Se imaginaba descubriendo ecos, propagando sonidos, chillando
voces. Probaba a gritar, «Isabel», desde la plaza de la Iglesia de Nuestra
Señora de la Concepción en Alojera, hacia el barranco del Mono, con la
esperanza de que rebotara y se propagara por sus paredes hasta bordear la playa
de Alojera y desembocara, conjuntamente con el barranco de Tazo –que caía desde
la Ermita de Santa Lucía-, en la playa
del Trigo. Por su largo recorrido, reconoció un eco de ¡doce voces! Sorprendido
lo repitió, una y otra vez; y, una y otra vez, el eco le devolvía doce veces el
nombre de Isabel. Se sentía dichoso por el descubrimiento.
En el barranco de San Juan, que descendía en picado
desde la Ermita de Santa Clara hacia la playa de Arguamul, vociferó, «Leonor»,
con todas sus fuerzas y escuchó un eco de ¡seis voces!, probablemente por su
fuerte descenso y la exposición a los vientos que se llevaba los sonidos en
volandas. Se sentía satisfecho por el hallazgo y por tener sus propios ecos.

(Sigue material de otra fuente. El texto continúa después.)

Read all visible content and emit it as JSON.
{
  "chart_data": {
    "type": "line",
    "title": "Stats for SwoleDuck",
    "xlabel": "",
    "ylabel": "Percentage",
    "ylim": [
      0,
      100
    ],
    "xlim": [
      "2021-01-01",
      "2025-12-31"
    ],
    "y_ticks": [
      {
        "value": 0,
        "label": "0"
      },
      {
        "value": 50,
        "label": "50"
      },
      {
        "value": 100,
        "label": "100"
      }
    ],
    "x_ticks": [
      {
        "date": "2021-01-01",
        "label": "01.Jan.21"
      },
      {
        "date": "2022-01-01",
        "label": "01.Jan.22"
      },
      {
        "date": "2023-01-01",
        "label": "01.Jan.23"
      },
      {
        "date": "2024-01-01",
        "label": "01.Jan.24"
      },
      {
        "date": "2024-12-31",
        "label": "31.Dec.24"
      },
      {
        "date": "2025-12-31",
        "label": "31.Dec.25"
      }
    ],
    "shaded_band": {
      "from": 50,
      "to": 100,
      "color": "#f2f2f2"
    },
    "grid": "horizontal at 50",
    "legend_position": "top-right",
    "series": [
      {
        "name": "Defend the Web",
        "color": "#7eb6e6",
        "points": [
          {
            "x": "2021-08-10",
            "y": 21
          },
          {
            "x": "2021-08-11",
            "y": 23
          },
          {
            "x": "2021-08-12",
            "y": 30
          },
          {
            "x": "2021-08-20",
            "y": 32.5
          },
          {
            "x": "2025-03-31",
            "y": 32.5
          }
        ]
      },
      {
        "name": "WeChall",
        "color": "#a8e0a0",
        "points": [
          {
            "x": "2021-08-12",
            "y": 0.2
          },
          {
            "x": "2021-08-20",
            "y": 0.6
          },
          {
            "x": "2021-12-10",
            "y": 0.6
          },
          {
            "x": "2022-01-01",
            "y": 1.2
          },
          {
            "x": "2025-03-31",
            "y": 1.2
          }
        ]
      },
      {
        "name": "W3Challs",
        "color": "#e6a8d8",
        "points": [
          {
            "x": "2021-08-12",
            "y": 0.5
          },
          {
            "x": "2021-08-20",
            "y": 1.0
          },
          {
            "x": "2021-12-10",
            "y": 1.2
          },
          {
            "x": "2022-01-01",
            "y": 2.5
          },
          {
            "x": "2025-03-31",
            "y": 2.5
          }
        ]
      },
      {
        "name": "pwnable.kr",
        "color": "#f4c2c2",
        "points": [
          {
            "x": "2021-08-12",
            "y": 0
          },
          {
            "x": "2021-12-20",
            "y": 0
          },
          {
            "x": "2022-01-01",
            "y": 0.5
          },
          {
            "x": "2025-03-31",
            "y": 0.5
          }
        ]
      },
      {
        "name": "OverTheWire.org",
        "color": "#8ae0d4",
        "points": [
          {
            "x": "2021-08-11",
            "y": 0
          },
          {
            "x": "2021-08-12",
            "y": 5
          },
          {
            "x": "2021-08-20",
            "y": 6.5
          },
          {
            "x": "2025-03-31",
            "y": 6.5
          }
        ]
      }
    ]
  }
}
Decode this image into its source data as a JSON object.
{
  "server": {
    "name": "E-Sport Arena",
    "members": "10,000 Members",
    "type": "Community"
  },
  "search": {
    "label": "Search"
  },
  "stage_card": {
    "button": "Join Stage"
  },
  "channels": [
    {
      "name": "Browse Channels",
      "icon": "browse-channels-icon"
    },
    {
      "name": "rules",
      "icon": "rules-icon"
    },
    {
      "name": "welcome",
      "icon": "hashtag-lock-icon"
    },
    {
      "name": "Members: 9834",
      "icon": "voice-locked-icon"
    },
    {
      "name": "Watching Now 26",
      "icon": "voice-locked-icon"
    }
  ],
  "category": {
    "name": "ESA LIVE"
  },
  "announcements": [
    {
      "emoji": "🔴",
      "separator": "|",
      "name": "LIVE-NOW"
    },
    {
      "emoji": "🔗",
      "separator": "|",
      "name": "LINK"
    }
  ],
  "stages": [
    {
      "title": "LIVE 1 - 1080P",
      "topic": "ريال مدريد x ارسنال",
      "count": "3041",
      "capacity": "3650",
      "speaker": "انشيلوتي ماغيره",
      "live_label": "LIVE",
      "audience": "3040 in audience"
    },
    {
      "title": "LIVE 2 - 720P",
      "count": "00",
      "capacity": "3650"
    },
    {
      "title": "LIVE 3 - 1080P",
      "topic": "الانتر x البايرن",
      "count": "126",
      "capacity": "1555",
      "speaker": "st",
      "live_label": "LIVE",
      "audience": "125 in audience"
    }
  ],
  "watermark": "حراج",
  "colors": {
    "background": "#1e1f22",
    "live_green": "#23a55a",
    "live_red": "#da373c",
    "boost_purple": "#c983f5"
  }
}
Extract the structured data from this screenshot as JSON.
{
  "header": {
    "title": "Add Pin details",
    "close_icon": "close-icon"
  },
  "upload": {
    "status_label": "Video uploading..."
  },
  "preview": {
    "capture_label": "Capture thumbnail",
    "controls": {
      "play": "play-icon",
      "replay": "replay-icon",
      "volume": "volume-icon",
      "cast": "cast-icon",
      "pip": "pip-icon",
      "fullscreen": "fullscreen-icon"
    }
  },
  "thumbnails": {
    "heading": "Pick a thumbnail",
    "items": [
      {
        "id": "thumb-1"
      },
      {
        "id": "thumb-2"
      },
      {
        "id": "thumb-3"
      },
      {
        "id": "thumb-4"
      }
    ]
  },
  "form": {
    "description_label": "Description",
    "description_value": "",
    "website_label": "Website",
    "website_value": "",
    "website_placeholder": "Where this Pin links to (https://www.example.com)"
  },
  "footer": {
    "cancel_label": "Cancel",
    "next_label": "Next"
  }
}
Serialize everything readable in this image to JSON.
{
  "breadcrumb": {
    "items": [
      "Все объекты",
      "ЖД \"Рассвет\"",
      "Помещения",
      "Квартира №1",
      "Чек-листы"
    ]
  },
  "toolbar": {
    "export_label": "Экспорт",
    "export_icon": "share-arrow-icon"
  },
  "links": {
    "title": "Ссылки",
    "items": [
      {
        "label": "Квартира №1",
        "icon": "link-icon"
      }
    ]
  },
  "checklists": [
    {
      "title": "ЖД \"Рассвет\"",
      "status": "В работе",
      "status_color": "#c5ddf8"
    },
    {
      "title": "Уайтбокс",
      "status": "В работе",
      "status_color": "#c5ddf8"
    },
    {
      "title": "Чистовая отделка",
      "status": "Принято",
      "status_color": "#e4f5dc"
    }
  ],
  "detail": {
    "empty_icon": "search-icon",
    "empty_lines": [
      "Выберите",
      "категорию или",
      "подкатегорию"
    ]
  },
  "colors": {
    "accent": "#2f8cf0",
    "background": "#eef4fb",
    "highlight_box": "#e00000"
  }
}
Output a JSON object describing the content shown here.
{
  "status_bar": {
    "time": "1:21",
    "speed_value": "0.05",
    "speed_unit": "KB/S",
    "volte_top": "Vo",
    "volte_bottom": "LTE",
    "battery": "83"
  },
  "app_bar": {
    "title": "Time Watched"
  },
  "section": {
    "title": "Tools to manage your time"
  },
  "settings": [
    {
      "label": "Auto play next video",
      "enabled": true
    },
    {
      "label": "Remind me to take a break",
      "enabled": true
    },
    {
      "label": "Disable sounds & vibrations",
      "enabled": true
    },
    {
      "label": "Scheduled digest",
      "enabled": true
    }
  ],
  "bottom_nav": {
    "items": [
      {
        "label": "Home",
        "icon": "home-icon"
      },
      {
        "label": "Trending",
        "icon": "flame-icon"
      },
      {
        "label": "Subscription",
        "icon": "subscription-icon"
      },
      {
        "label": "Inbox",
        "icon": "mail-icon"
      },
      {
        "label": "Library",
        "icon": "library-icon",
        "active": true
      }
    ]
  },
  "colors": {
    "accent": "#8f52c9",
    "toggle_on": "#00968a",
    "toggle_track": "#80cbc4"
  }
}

Comenzaba a hacerse una idea de la calidad de los ecos y el número de voces que
podían repetir en virtud de la conformación de la orografía.
Desde el barranco de Ambrosio, corto, aunque de
fuerte pendiente, voceó, «Encarna», y se encontró con un eco de ¡dos voces! -a
pesar de estar compuesto por capas de basalto superpuestas-, seguramente
ahogado por la exuberante cubierta de Monteverde. Por más que lo repitiera, el
eco sólo le devolvía dos voces. Ufano por incorporar un nuevo, aunque modesto,
eco a su colección, se dirigió al barranco del Ingenio. Al llegar a la presa de
la Encantadora, se sentó a contemplar la majestuosidad del paisaje que de forma
gratuita le ofrecía ese idílico rincón de Vallehermoso.
Después de solazarse y alimentar los sentidos con
semejante atracón paisajístico, decidió subir, por el barranco del Ingenio, hasta la Banda de las Rosas y sentarse bajo el
eucalipto de la plaza de la Ermita del Carmen. Desde allí, repitió a voz en
grito el nombre de «Isabel» y escuchó, maravillado y absorto, un eco de ¡quince
voces! que se deslizaba hasta las tranquilas aguas de la presa y rebotaba, de
palmera en palmera, hasta perderse en las inmediaciones de la calle Triana.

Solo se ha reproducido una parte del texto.